Show that there are non-Hamiltonian graphs of any even order $p ≥ 4$ satisfying $δ(G) = p/2 − 1$ and that there are non-Hamiltonian graphs of any odd order $p ≥ 3$ satisfying $δ(G) = \frac{p − 1}2$.
Can't we just take $K(\frac{p}2-1,\frac{p}2+1)$ for the first ones and $K(\frac{p − 1}2, \frac{p + 1}2)$ for the second part since bipartite complete graphs $K(m,n)$ are not Hamiltonian when $n\neq m$ ?

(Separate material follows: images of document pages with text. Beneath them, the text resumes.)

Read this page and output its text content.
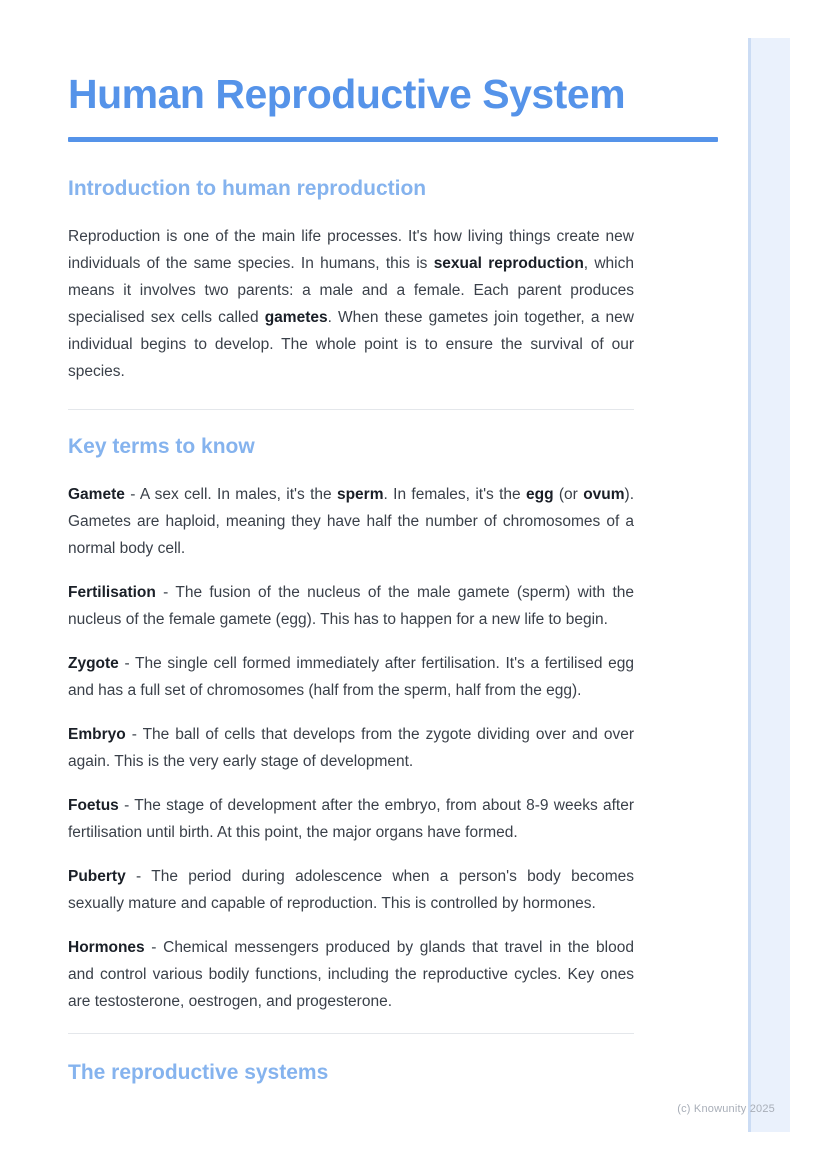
Human Reproductive System
Introduction to human reproduction

Reproduction is one of the main life processes. It's how living things create new individuals of the same species. In humans, this is sexual reproduction, which means it involves two parents: a male and a female. Each parent produces specialised sex cells called gametes. When these gametes join together, a new individual begins to develop. The whole point is to ensure the survival of our species.

Key terms to know

Gamete - A sex cell. In males, it's the sperm. In females, it's the egg (or ovum). Gametes are haploid, meaning they have half the number of chromosomes of a normal body cell.

Fertilisation - The fusion of the nucleus of the male gamete (sperm) with the nucleus of the female gamete (egg). This has to happen for a new life to begin.

Zygote - The single cell formed immediately after fertilisation. It's a fertilised egg and has a full set of chromosomes (half from the sperm, half from the egg).

Embryo - The ball of cells that develops from the zygote dividing over and over again. This is the very early stage of development.

Foetus - The stage of development after the embryo, from about 8-9 weeks after fertilisation until birth. At this point, the major organs have formed.

Puberty - The period during adolescence when a person's body becomes sexually mature and capable of reproduction. This is controlled by hormones.

Hormones - Chemical messengers produced by glands that travel in the blood and control various bodily functions, including the reproductive cycles. Key ones are testosterone, oestrogen, and progesterone.

The reproductive systems
(c) Knowunity 2025
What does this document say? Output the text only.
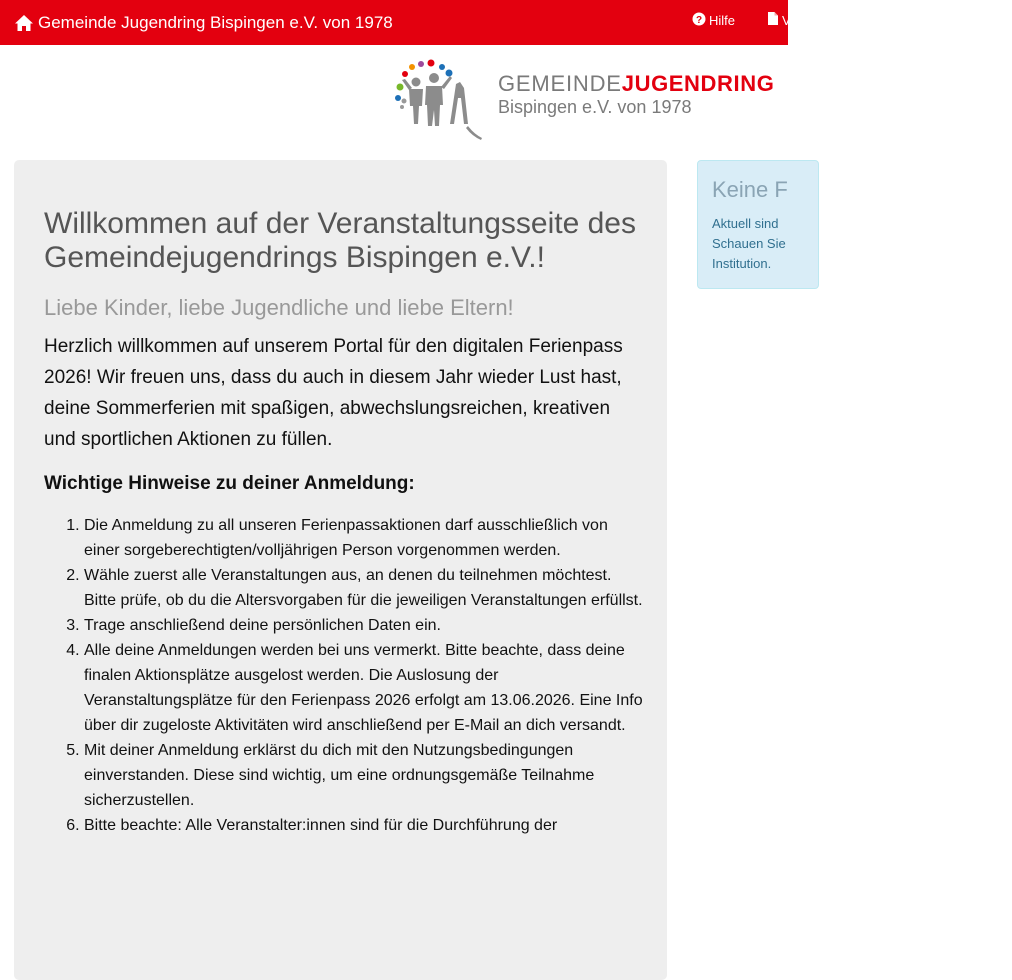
Gemeinde Jugendring Bispingen e.V. von 1978	? Hilfe	V
GEMEINDEJUGENDRING
Bispingen e.V. von 1978
Willkommen auf der Veranstaltungsseite des Gemeindejugendrings Bispingen e.V.!
Liebe Kinder, liebe Jugendliche und liebe Eltern!

Herzlich willkommen auf unserem Portal für den digitalen Ferienpass 2026! Wir freuen uns, dass du auch in diesem Jahr wieder Lust hast, deine Sommerferien mit spaßigen, abwechslungsreichen, kreativen und sportlichen Aktionen zu füllen.

Wichtige Hinweise zu deiner Anmeldung:
1. Die Anmeldung zu all unseren Ferienpassaktionen darf ausschließlich von einer sorgeberechtigten/volljährigen Person vorgenommen werden.
2. Wähle zuerst alle Veranstaltungen aus, an denen du teilnehmen möchtest. Bitte prüfe, ob du die Altersvorgaben für die jeweiligen Veranstaltungen erfüllst.
3. Trage anschließend deine persönlichen Daten ein.
4. Alle deine Anmeldungen werden bei uns vermerkt. Bitte beachte, dass deine finalen Aktionsplätze ausgelost werden. Die Auslosung der Veranstaltungsplätze für den Ferienpass 2026 erfolgt am 13.06.2026. Eine Info über dir zugeloste Aktivitäten wird anschließend per E-Mail an dich versandt.
5. Mit deiner Anmeldung erklärst du dich mit den Nutzungsbedingungen einverstanden. Diese sind wichtig, um eine ordnungsgemäße Teilnahme sicherzustellen.
6. Bitte beachte: Alle Veranstalter:innen sind für die Durchführung der
Keine F
Aktuell sind
Schauen Sie
Institution.
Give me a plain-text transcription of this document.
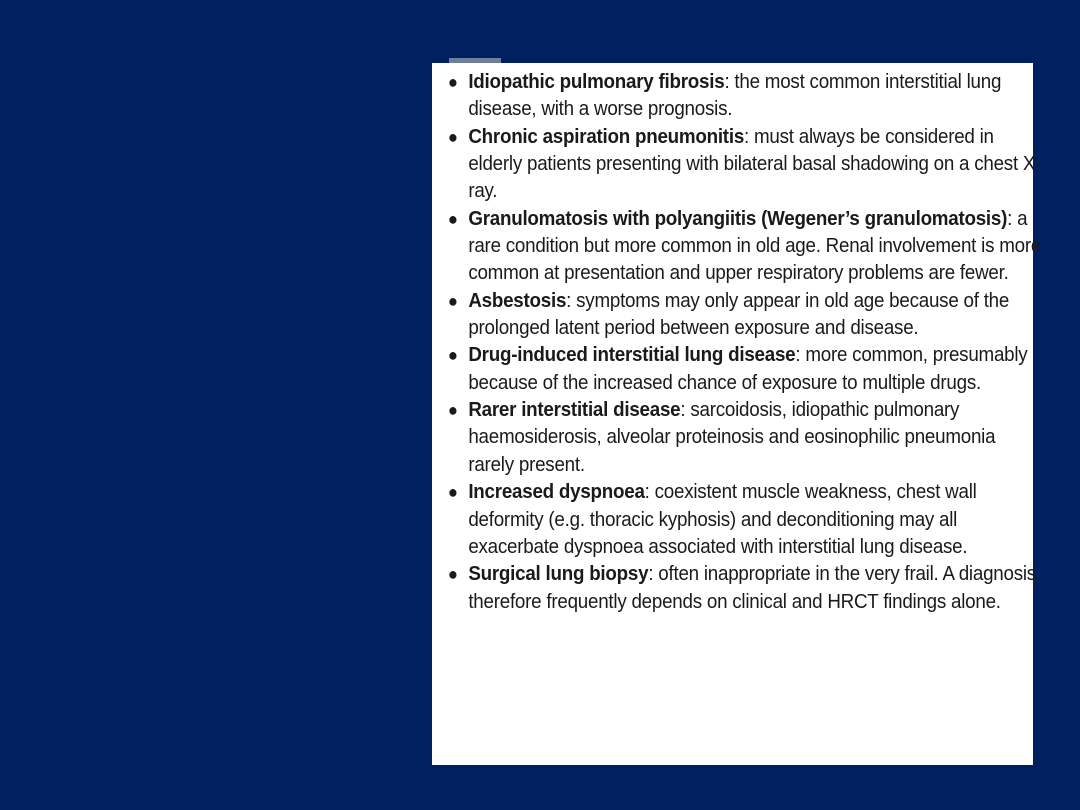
● Idiopathic pulmonary fibrosis: the most common interstitial lung disease, with a worse prognosis.
● Chronic aspiration pneumonitis: must always be considered in elderly patients presenting with bilateral basal shadowing on a chest X-ray.
● Granulomatosis with polyangiitis (Wegener’s granulomatosis): a rare condition but more common in old age. Renal involvement is more common at presentation and upper respiratory problems are fewer.
● Asbestosis: symptoms may only appear in old age because of the prolonged latent period between exposure and disease.
● Drug-induced interstitial lung disease: more common, presumably because of the increased chance of exposure to multiple drugs.
● Rarer interstitial disease: sarcoidosis, idiopathic pulmonary haemosiderosis, alveolar proteinosis and eosinophilic pneumonia rarely present.
● Increased dyspnoea: coexistent muscle weakness, chest wall deformity (e.g. thoracic kyphosis) and deconditioning may all exacerbate dyspnoea associated with interstitial lung disease.
● Surgical lung biopsy: often inappropriate in the very frail. A diagnosis therefore frequently depends on clinical and HRCT findings alone.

I always see over complicated answers like $K_1 + (K_{(p−1)/2} ∪ K_{(p−1)/2})$
Your answer is correct, nice examples! Let $U=[m]\times\{1\}$ be the vertex set with fewer vertices, and $V=[n]\times\{2\}$ the other vertex set. For even $p$ we notice that $\delta(G)=\frac{p}{2}-1=m$ and $\Delta(G)=\frac{p}{2}+1=n=m+2$ are the only degrees, attained on $V$ and $U$ respectively. Assume a hamiltonian cycles exists. Due to the symmetries of the complete bipartite graph all vertices in $U$ are exchangeable, and the same goes for $V$. Hence, we should obtain a Hamiltonian cycle by choosing the edges $\{(1,1),(1,2)\},\dots\{(m,1),(m,2)\},\{(1,2),(2,1)\},\dots,\{(m-1,2),(m,1)\}$, but now we're stuck at $(m,2)$, because $(m+1,2)$ $(n,2)$ are still open, but we can only move to $U$ where all vertices have already been visited.
The idea for $p$ odd is the same, with degrees $\delta(G)=\frac{p-1}{2}=m$ on $V$ and $\Delta(G)=\frac{p+1}{2}=n=m+1$ on $U$. Proceeding as before, we're stuck at $(m,2)$ because $(n,2)$ is still open, but all vertices in $U$ have already been visited.